Şirket içinde şirket
Akurgal, detayları şöyle anlatıyor: "Netaş'tan bir departmanı ayırdığımız vakit, şirketleşmelerine yardımcı olmak için tazminatlarını işletme sermayesi yapmalarını sağladık. Kullandıkları cihazları, çok uzun sürede amortisman bedeli gibi ödeyecek şekilde kendilerine devrettik. Kullandıkları yazılımları bedava verdik. 2 yıl boyunca o konuda başkasına iş yaptırmayacağımızın, 2. yılın sonunda rekabete açacağımızın garantisini de verdik. Genelde departman müdürleri, genel müdür, çalışanlar da hissedar oldu."

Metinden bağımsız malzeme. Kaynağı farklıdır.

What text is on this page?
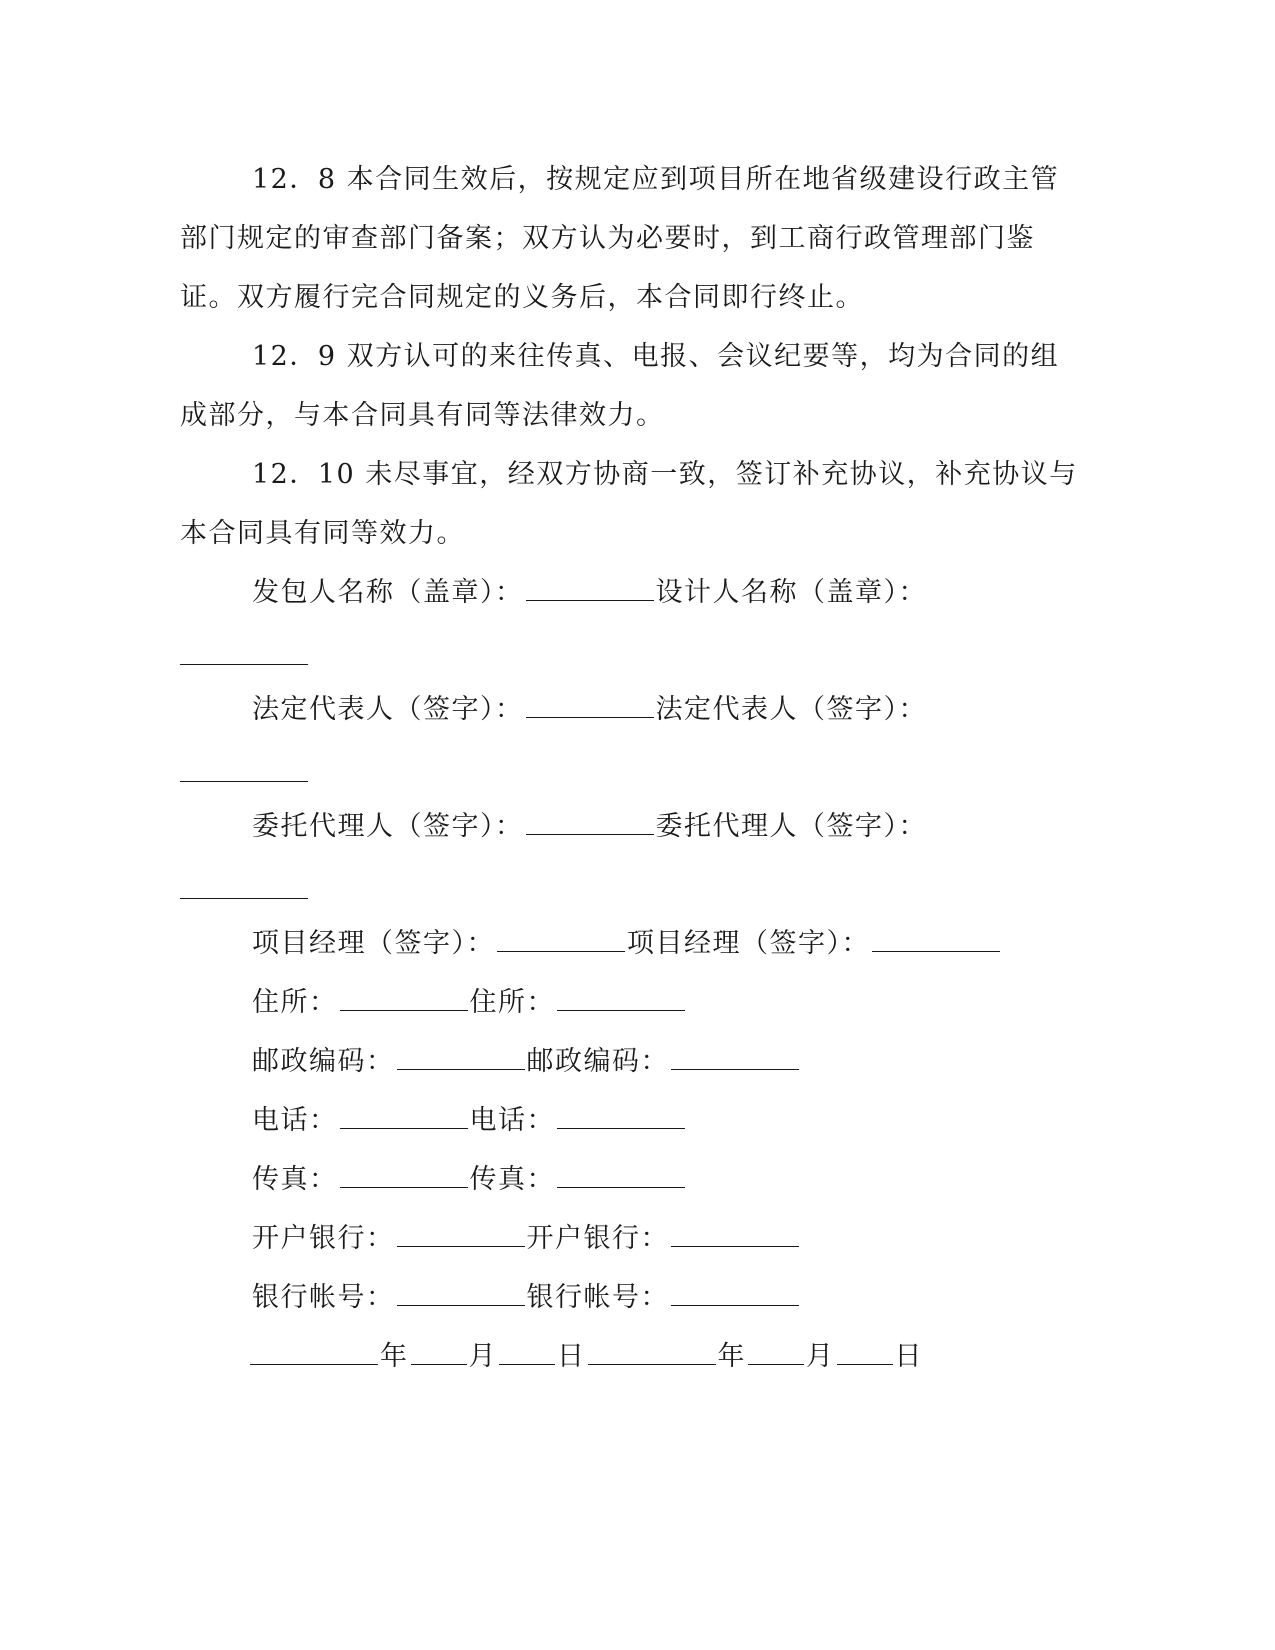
12．8 本合同生效后，按规定应到项目所在地省级建设行政主管
部门规定的审查部门备案；双方认为必要时，到工商行政管理部门鉴
证。双方履行完合同规定的义务后，本合同即行终止。
12．9 双方认可的来往传真、电报、会议纪要等，均为合同的组
成部分，与本合同具有同等法律效力。
12．10 未尽事宜，经双方协商一致，签订补充协议，补充协议与
本合同具有同等效力。
发包人名称（盖章）：	设计人名称（盖章）：
法定代表人（签字）：	法定代表人（签字）：
委托代理人（签字）：	委托代理人（签字）：
项目经理（签字）：	项目经理（签字）：
住所：	住所：
邮政编码：	邮政编码：
电话：	电话：
传真：	传真：
开户银行：	开户银行：
银行帐号：	银行帐号：
年 月 日	年 月 日
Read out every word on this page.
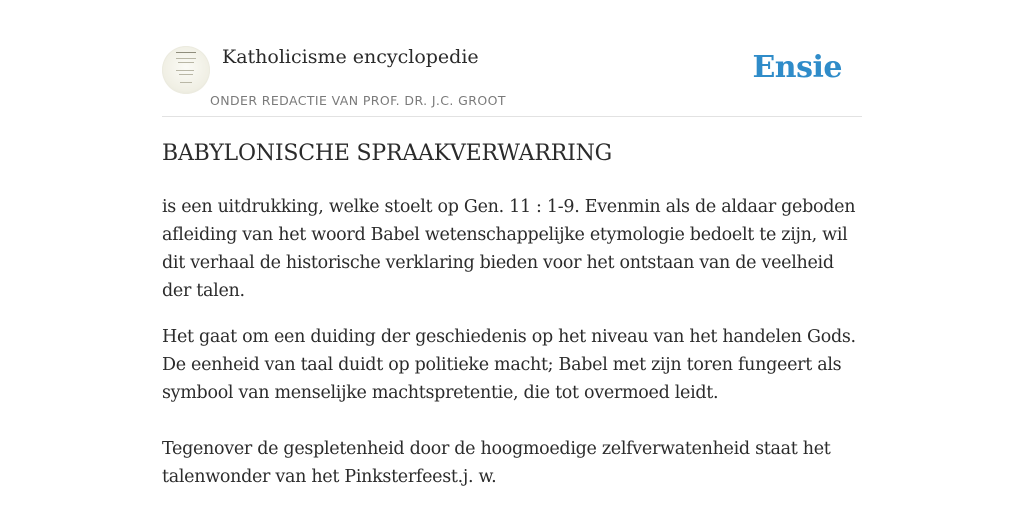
Katholicisme encyclopedie
ONDER REDACTIE VAN PROF. DR. J.C. GROOT
Ensie
BABYLONISCHE SPRAAKVERWARRING

is een uitdrukking, welke stoelt op Gen. 11 : 1-9. Evenmin als de aldaar geboden afleiding van het woord Babel wetenschappelijke etymologie bedoelt te zijn, wil dit verhaal de historische verklaring bieden voor het ontstaan van de veelheid der talen.

Het gaat om een duiding der geschiedenis op het niveau van het handelen Gods. De eenheid van taal duidt op politieke macht; Babel met zijn toren fungeert als symbool van menselijke machtspretentie, die tot overmoed leidt.

Tegenover de gespletenheid door de hoogmoedige zelfverwatenheid staat het talenwonder van het Pinksterfeest.j. w.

Netaş çatısı altında bulunan Solectron dışındaki şirketler genelde telekomünikasyon teçhizatı üretiyorlarmış. Ağırlıklı olarak da Netaş'ın işlerini yapıyorlarmış (% 60). 3 ay Netaş'a çalışan, 2 ay da rakip Alcatel'e iş yapıyormuş.

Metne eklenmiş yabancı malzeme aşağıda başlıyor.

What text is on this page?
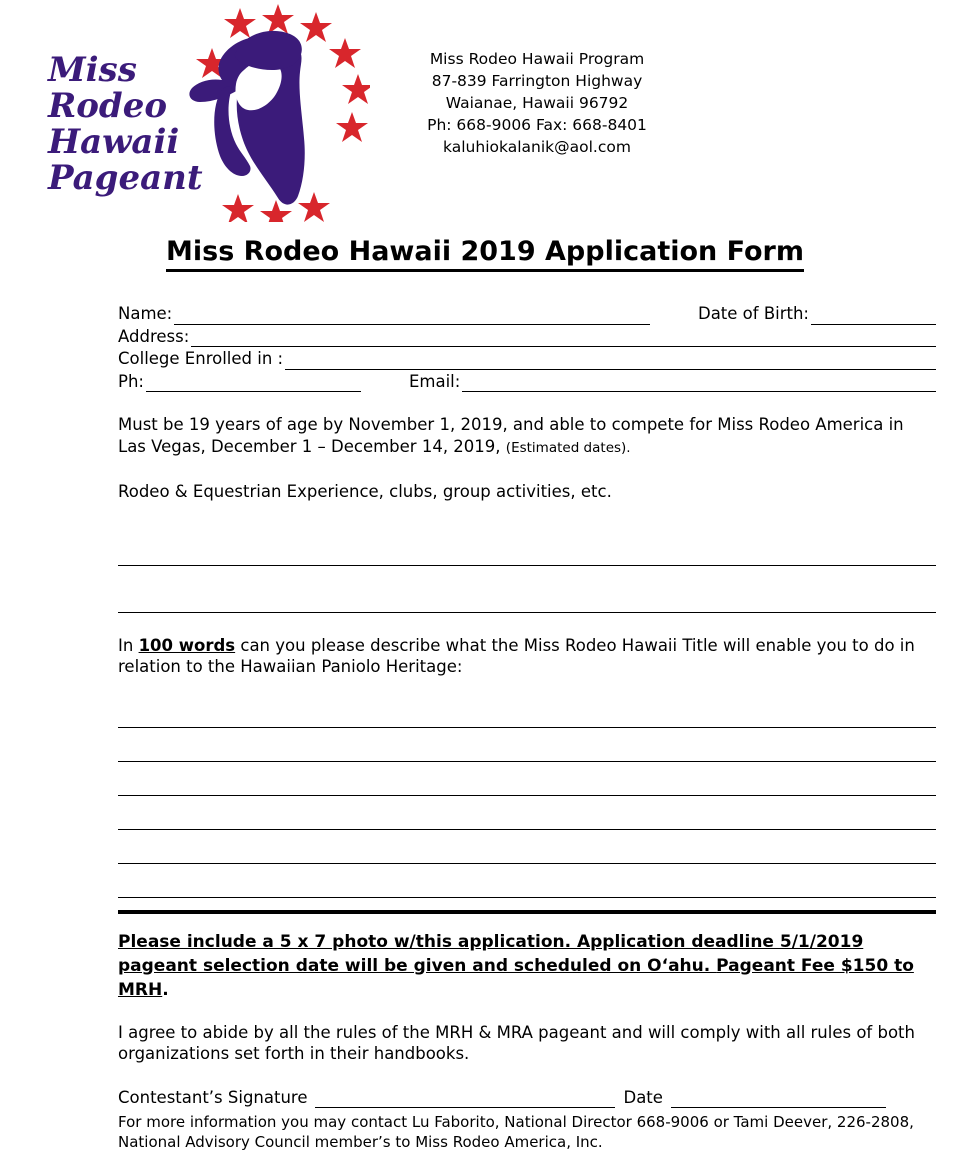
Miss
Rodeo
Hawaii
Pageant
Miss Rodeo Hawaii Program
87-839 Farrington Highway
Waianae, Hawaii 96792
Ph: 668-9006 Fax: 668-8401
kaluhiokalanik@aol.com
Miss Rodeo Hawaii 2019 Application Form
Name:	Date of Birth:
Address:
College Enrolled in :
Ph:	Email:
Must be 19 years of age by November 1, 2019, and able to compete for Miss Rodeo America in Las Vegas, December 1 – December 14, 2019, (Estimated dates).
Rodeo & Equestrian Experience, clubs, group activities, etc.
In 100 words can you please describe what the Miss Rodeo Hawaii Title will enable you to do in relation to the Hawaiian Paniolo Heritage:
Please include a 5 x 7 photo w/this application. Application deadline 5/1/2019 pageant selection date will be given and scheduled on O‘ahu. Pageant Fee $150 to MRH.
I agree to abide by all the rules of the MRH & MRA pageant and will comply with all rules of both organizations set forth in their handbooks.
Contestant’s Signature	Date
For more information you may contact Lu Faborito, National Director 668-9006 or Tami Deever, 226-2808, National Advisory Council member’s to Miss Rodeo America, Inc.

Başta Borusan Lojistik, Netaş çatısı altında kira ödemeden faaliyette bulunan şirketlerin sayısı ise 25'miş.

3000'den 500'e...
Netaş'ta mekanik santrallar üretilirken 3 bin olan çalışan sayısı, elektronik santrallara geçilince 1200'e, son olarak da 500'ye düşmüş. Ama tazminatlarını alarak işten ayrılanların çoğu, başka bir şirketin elemanı olarak yine aynı çatı altında çalıştığından her gün öğlenleri yemekhanede hâlâ 1200 kişi yemek yiyormuş.

Ar - Ge'de 260 kişi
Cirodaki düşüş, çalışan sayısından daha az oranda: 250 milyon doları aşkın olan ciro, şimdi 130 milyon dolar. Ve bu 130 milyon dolarlık ciroyu gerçekleştiren 500 çalışanın 260'ı Ar - Ge'ci. Aynı çatı altında kardeş şirket oluşturma yoluna gitmek yerine, Ar - Ge'nin tümünü kendi bünyelerinde tutmuşlar.
Akurgal'a göre "Türkiye'de tek bir konuya (telefona) odaklanmış daha kalabalık bir Ar - Ge grubu, bir başka şirkette yok. Vestel'in Ar - Ge'sinde 400 kişi çalışıyor, ama beyaz eşyadan televizyona kadar çok geniş bir alanda. Aselsan'daki 300 civarındaki Ar - Ge mühendisi de gece görüş dürbünü ve füze rampasından telsize kadar çok geniş bir sanayi alanına bakıyorlarmış."